US-based LGBTQ+ digital library

The Queer Liberation Library (QLL, pronounced "quill") is an LGBT digital library based in the United States. QLL aims to provide resources representing LGBT communities in an online space that is accessible to anyone in the United States, especially those living in areas where physical access to LGBT books is limited. QLL is run by a steering committee composed of volunteers, led by founder Kieran Hickey. The library began fundraising in the summer of 2023 and launched the collection of LGBT ebooks and audiobooks on October 23, 2023.

==Book bans==
The Queer Liberation Library is in part a response to the increasing number of book bans and challenges targeting LGBT materials in the United States. In 2022 the American Library Association, which has compiled data from book challenges reported to their Office for Intellectual Freedom since 1990, reported the greatest number of ban attempts to date, 38% more than in the prior year.
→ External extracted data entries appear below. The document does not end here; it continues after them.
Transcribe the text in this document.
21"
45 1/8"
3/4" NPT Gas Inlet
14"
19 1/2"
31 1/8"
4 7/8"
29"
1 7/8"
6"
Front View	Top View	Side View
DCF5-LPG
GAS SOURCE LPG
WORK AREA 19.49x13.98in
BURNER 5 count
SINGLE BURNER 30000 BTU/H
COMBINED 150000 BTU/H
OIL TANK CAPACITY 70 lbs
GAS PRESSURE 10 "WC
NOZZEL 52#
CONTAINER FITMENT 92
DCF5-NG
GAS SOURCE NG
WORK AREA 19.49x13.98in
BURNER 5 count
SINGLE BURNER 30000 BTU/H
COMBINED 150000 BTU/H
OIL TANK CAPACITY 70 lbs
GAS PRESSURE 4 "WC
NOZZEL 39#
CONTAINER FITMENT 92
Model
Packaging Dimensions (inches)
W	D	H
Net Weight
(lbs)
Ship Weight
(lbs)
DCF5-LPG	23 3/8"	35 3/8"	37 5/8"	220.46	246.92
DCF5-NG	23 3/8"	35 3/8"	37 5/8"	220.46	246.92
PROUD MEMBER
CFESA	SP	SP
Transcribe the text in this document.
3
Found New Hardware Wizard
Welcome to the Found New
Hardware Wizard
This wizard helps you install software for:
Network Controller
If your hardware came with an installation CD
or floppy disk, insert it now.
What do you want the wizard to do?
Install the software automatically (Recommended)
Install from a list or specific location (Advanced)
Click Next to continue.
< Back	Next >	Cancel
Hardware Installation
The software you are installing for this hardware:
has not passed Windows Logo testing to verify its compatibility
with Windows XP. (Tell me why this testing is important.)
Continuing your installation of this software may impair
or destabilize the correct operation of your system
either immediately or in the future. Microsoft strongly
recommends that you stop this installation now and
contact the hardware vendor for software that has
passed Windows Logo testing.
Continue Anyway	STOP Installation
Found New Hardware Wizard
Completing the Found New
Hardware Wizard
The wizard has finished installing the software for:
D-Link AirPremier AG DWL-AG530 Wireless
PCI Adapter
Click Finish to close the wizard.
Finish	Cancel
Preliminary data from the first eight months of 2023 shows a 20% increase in challenges in the same reporting period of 2022. Book challenges in libraries and schools are key component of the 2020s anti-LGBT movement in the United States. Because QLL is available to users anywhere in the United States, it can provide access to the most frequently banned LGBT books, including in states with high numbers of bans like Florida, Texas, and Pennsylvania.

==Membership==
Membership with QLL is open to any person with a mailing address within the United States, with no age restrictions. The Queer Liberation Library had over 50,000 patrons as of February 13, 2024.

==Collection==
The library collection contains LGBT books including banned books, LGBT classics, and newly published fiction and nonfiction for children, youth, and adults. At the end of 2023 QLL had 557 books in the collection. As of June 2024, QLL's digital catalog has expanded to over 1,200 titles.

Users can access the Queer Liberation Library collection from desktop or mobile device through the Overdrive website or Libby app.